A high intake of olive oil has been proposed as an explanation for the low incidence of coronary heart disease in Mediterranean countries, but it is unclear whether olive oil offers specific benefits beyond a low content of saturated fat. Some types of extra virgin olive oil are rich in non-polar phenols, which might be taken up by plasma LDL particles and protect these from becoming atherogenic by oxidative modification. In a pilot study we found that consumption of 47 g fortified olive oil containing 31 mg phenols significantly increased the lag time of LDL oxidation from 112 +/- 5 min before to 130 +/- 7 min 2 h after the meal. However, this study was not controlled, and in the current study we therefore investigated whether olive oil phenols increase the lag time of LDL oxidation in postprandial samples when compared with a control group. Twelve healthy men and women consumed four different olive oil supplements with a meal on four separate occasions: one similar to the supplement in the pilot study (positive control); one containing mainly non-polar olive oil phenols; one containing mainly polar olive oil phenols; and one without phenols (placebo).
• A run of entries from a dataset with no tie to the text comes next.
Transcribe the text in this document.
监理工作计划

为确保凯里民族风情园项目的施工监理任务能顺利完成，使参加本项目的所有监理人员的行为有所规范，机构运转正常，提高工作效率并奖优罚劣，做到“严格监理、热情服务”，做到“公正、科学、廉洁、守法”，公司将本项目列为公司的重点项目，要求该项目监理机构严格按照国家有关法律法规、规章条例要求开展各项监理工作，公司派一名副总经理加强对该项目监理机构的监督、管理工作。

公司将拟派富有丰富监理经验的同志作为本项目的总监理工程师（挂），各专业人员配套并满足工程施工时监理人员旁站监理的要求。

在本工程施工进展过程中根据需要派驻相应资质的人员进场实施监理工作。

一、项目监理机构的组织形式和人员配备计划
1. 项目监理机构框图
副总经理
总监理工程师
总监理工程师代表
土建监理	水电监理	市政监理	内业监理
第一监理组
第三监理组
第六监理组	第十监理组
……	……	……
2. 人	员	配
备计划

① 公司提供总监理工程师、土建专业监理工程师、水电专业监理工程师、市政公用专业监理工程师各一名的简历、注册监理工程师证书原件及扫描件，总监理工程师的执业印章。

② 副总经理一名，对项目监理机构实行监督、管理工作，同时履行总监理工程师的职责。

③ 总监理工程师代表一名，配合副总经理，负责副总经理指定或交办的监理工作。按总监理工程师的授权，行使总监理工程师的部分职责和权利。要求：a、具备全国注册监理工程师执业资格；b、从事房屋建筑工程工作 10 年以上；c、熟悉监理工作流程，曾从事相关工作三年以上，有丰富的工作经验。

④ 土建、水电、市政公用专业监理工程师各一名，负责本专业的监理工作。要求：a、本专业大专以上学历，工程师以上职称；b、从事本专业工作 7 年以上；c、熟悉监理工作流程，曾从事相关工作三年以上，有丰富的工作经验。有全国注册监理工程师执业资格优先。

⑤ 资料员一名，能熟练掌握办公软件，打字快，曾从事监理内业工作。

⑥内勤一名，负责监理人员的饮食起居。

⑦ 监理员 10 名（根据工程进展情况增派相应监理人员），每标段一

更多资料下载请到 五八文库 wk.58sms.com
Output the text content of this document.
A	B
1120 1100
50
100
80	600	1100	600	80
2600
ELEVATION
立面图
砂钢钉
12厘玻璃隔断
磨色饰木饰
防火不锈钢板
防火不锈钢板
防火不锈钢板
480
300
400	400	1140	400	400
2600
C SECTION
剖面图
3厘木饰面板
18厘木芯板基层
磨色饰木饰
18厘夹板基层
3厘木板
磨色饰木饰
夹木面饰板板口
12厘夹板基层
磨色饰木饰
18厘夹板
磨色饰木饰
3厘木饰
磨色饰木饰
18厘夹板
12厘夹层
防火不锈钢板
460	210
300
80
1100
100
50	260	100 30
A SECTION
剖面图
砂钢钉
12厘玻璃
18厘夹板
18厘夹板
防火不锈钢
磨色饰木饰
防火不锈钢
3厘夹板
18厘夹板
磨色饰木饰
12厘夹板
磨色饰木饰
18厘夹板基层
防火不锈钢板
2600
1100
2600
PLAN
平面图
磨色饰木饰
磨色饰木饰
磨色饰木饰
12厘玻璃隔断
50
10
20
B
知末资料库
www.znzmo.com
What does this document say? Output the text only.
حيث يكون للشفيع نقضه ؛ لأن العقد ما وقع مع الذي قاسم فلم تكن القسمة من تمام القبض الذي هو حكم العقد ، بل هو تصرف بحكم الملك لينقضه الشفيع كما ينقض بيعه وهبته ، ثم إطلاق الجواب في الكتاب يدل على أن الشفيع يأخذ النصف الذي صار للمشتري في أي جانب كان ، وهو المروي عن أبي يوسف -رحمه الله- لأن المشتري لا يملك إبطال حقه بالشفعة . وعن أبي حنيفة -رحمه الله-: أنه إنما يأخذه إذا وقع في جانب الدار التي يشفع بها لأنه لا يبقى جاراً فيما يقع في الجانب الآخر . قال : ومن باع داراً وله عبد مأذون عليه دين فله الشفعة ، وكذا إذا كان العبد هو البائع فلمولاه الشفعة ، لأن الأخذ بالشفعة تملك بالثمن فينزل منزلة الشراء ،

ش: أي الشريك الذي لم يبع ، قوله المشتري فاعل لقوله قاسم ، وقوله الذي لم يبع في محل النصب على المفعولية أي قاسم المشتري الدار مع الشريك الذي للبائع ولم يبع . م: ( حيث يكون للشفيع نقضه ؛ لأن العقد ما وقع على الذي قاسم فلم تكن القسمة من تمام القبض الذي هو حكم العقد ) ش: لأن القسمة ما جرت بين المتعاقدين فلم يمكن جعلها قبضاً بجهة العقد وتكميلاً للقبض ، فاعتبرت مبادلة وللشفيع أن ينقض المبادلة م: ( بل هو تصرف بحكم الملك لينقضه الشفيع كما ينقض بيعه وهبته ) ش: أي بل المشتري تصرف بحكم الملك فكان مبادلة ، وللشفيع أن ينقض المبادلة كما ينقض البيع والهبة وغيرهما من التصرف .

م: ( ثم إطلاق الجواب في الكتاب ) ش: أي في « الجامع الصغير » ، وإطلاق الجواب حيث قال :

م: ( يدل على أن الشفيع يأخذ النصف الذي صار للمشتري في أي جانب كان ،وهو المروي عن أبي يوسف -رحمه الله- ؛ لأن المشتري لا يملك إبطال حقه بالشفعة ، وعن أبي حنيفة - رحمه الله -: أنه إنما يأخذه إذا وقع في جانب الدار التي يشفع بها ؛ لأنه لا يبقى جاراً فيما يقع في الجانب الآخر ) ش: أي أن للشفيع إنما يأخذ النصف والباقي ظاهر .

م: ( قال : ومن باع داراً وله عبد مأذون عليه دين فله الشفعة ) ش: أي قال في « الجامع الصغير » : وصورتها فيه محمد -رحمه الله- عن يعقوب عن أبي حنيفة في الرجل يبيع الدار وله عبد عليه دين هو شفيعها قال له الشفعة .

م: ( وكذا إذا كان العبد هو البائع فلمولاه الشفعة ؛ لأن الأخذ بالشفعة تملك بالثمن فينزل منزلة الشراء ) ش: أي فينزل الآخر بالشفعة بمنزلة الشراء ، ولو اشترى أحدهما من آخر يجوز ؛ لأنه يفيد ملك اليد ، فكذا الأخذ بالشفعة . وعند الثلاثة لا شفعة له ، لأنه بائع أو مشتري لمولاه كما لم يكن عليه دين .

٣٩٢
Lag time significantly increased 2 h after the meals with the positive control (8 +/- 2 min), the polar phenols (8 +/- 2 min), and the placebo (8 +/- 2 min), but not after the non-polar phenols (-0.4 +/- 3 min). Increases were not statistically different between supplements. These results indicate that the lag time of LDL-oxidation is increased after consumption of a meal. This increase is probably due to non-specific meal or time effects and not to phenols from olives or olive oil. Furthermore, these findings stress the need for adequate controlled studies to avoid misinterpretations of the data.